ARA NESİLDE EDEBİYAT VE TENKİD
Hazırlayan: Mahmut BABACAN
Araştırmamızda "Ara Nesil »in
edebiyat ve tenkide dâir bölüm bölüm incelediğimiz fikirlerine bir bütün olarak
bakılınca şu müşâhedeleri tesbit etmek mümkündür:
"Ara Nesil» edebiyatın lûgat
mânâsından yola çıkarak, zamanla kazandığı yeni mânâlar, değişen mâhiyet ve
fonksiyonu üzerinde bazen ortak, bazen şahsî görüşler ortaya koymuşlardır.
öncelikle onlar edebiyat ile ahlâk arasında münâsebet kurmuşlardır.
Edebiyat, insanın manevî yönünü
etkilemesi ve eğitmesi bakımından önemlidir. Keza edebiyat, insanlardaki kötü
ahlâk temayüllerini tasfiye eder ve onlardaki fikrî, hissî ve vicdanî
güzelliklerin ortaya çıkmasını sağlar. Aynı zamanda cemiyet eğitimi açısından
da edebiyat ile sosyal ahlâk arasında sıkı bir münâsebet vardır.
Bir milletin "ilmen",
"rûhen", ve "maddeten" kalkınması için ilimden önce
edebiyata düşen görevler vardır. Bu itibarla
güzel sanatların bir kolu olarak edebiyat, felsefe, sosyoloji, fen gibi sosyal
ve müsbet ilimlerden önce gelir veya onların hayattaki rolünü tamamlar.
İnsanoğlu sadece mücerred güzelliğin değil, tabiatta ve kâinattaki
güzelliklerin varlığını da edebiyat sâyesinde hissetmiştir.
Edebiyatın umumî olarak mâhiyet ve
fonksiyonu budur.
"Ara Nesil"
mensupları şiir ve şâir hakkında bazı görüşler öne sürer ve tarifler yaparken,
daha ziyade o devir edebiyatının da nabzını elinde tutan Recâizâde Mahmud Ekrem
ve Abdülhak Hâmid’in tesiri altında kalmışlardır. Ancak onların bu gibi konulara dair düşüncelerine yeni
yorumlar getirmek suretiyle devrin şiir ve şair görüşlerini hem aksettirmiş hem
de genişletmişlerdir. Ayrıca o yıllarda Batı'dan tercüme, yoluyla edebiyatımıza
girmiş olan Romantizm akımının aşırı hassasiyet, sübjektiflik, tabiatla
birleşmiş duygu ve düşünceleri lirik bir şekilde ifade etme, insan
"ben"inin hürriyeti, tabiata kaçış ve sığınma gibi hususiyetleri ile
Ara Nesil »in şiir anlayışı arasında dikkat çekici bir benzerlik mevcuttur. Bu
genişlik ve hürriyet şiirin şekil ve teknik unsurlarına da tesir etmiştir.

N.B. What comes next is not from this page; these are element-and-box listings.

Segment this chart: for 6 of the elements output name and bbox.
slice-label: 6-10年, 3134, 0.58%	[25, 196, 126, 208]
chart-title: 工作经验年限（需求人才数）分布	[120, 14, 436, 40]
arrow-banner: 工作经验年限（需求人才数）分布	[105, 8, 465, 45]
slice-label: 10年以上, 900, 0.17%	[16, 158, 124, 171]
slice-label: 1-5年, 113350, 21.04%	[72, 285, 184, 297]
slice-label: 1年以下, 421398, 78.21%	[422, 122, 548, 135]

Artık şeklin katı kuralları duygu,
düşünce ve hayâlleri sınırlamamakta, bilâkis şiirin dış yapısı, şâirin düşünce
ve duygularına göre şekillenmektedir. Şiirde ön plânda gelen güzelliktir ve
güzelliğin muhtevasını yapan her şeydir. Şiirde örneğini tabiattan alan ve
ancak tabiat hâdiseleriyle açıklanabilecek vasıfları hâiz his, fikir ve hayâlin
meydana getirdiği güzellikler önem taşımaktadır. Ferdî hisler derinleşmiş,
fikirler ulvileşmiş, insan tabiatı her ân beş duyuyla hisseder ve yaşar
olmuştur.
"Ara Nesil" mensupları
içerisinde romantik ve santimental şiir anlayışının yanında, şiirin belli bir
hazırlıktan sonra ulaşılabilecek, belli bir kültür birikimiyle elde
edilebilecek bir cevher olduğunu öne sürenler de vardır.

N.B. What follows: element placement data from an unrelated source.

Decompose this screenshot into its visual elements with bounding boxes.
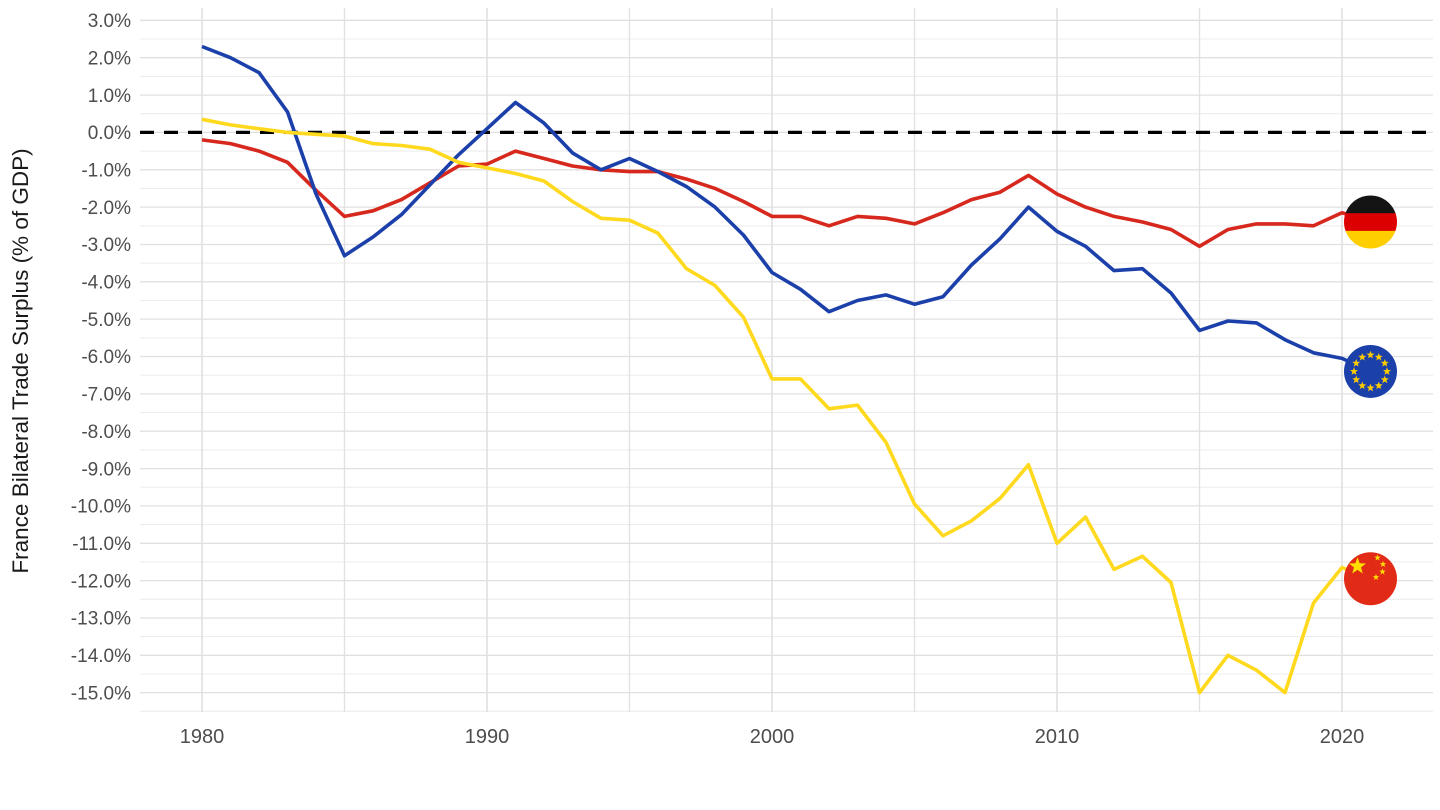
y-tick-label: -10.0%	[71, 497, 131, 518]
germany-flag-icon	[1344, 195, 1397, 249]
y-tick-label: 2.0%	[88, 48, 131, 69]
y-tick-label: -8.0%	[81, 422, 131, 443]
x-tick-label: 2010	[1035, 726, 1080, 748]
y-tick-label: -5.0%	[81, 310, 131, 331]
y-tick-label: -7.0%	[81, 385, 131, 406]
y-tick-label: -12.0%	[71, 571, 131, 592]
y-axis-title: France Bilateral Trade Surplus (% of GDP…	[8, 148, 33, 573]
y-tick-label: -2.0%	[81, 198, 131, 219]
eu-flag-icon	[1344, 344, 1397, 398]
y-tick-label: -4.0%	[81, 273, 131, 294]
x-tick-label: 1990	[465, 726, 510, 748]
y-tick-label: -14.0%	[71, 646, 131, 667]
flags-layer	[1344, 195, 1397, 606]
germany-line	[201, 138, 1372, 249]
china-flag-icon	[1344, 552, 1397, 606]
y-tick-label: -11.0%	[72, 534, 131, 555]
y-tick-label: -15.0%	[71, 683, 131, 704]
series-layer	[201, 44, 1372, 695]
x-tick-label: 2020	[1320, 726, 1365, 748]
y-tick-label: -6.0%	[81, 347, 131, 368]
y-tick-label: 3.0%	[88, 11, 131, 32]
y-tick-label: 0.0%	[88, 123, 131, 144]
x-tick-label: 2000	[750, 726, 795, 748]
y-tick-label: -1.0%	[81, 160, 131, 181]
china-line	[201, 117, 1372, 695]
y-tick-label: -9.0%	[81, 459, 131, 480]
axis-layer: 3.0% 2.0% 1.0% 0.0% -1.0% -2.0% -3.0% -4.0% -5.0…	[71, 11, 1364, 748]
y-tick-label: -3.0%	[81, 235, 131, 256]
y-tick-label: -13.0%	[71, 609, 131, 630]
grid-layer	[140, 8, 1433, 712]
y-tick-label: 1.0%	[88, 86, 131, 107]
x-tick-label: 1980	[180, 726, 225, 748]
eu-line	[201, 44, 1372, 374]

Ayrıca o devre kadar kik sık
tekrarlanan bir görüş, yani umumî olarak edebiyatın ahlâkla sıkı münâsebeti,
cemiyetin emrinde bir eğitim vasıtası olması ve böylece sosyal bir vâkıa
özelliğini kazanması, şiir ve şâir hakkında da geçerli bir fikir hükmündedir.
Nihayet bu nesil, güzel sanatların bir
kolu olarak Şiiri resimle mukayese
etmiş, onu resimden üstün görmüştür.
"Ara Nesil "in vezin
hakkındaki görüşleri aruz-hece mukayesesi, veznin şiir için önemi ve şiirin
âhengini sağlamadaki rolü gibi meseleler üzerinde yoğunlaşmıştır.
Ali Ferruh, parmak hesabı da denilen
hece vezninin bizim millî veznimiz olduğuna kânidir. Nureddin Ferruh ise, vezni
arabî dediği aruz veznini de bırakır, "serbest şiir” i savunur. Ona göre
veznin şiirde bir âhenk teşkil ettiği fikri yanlıştır.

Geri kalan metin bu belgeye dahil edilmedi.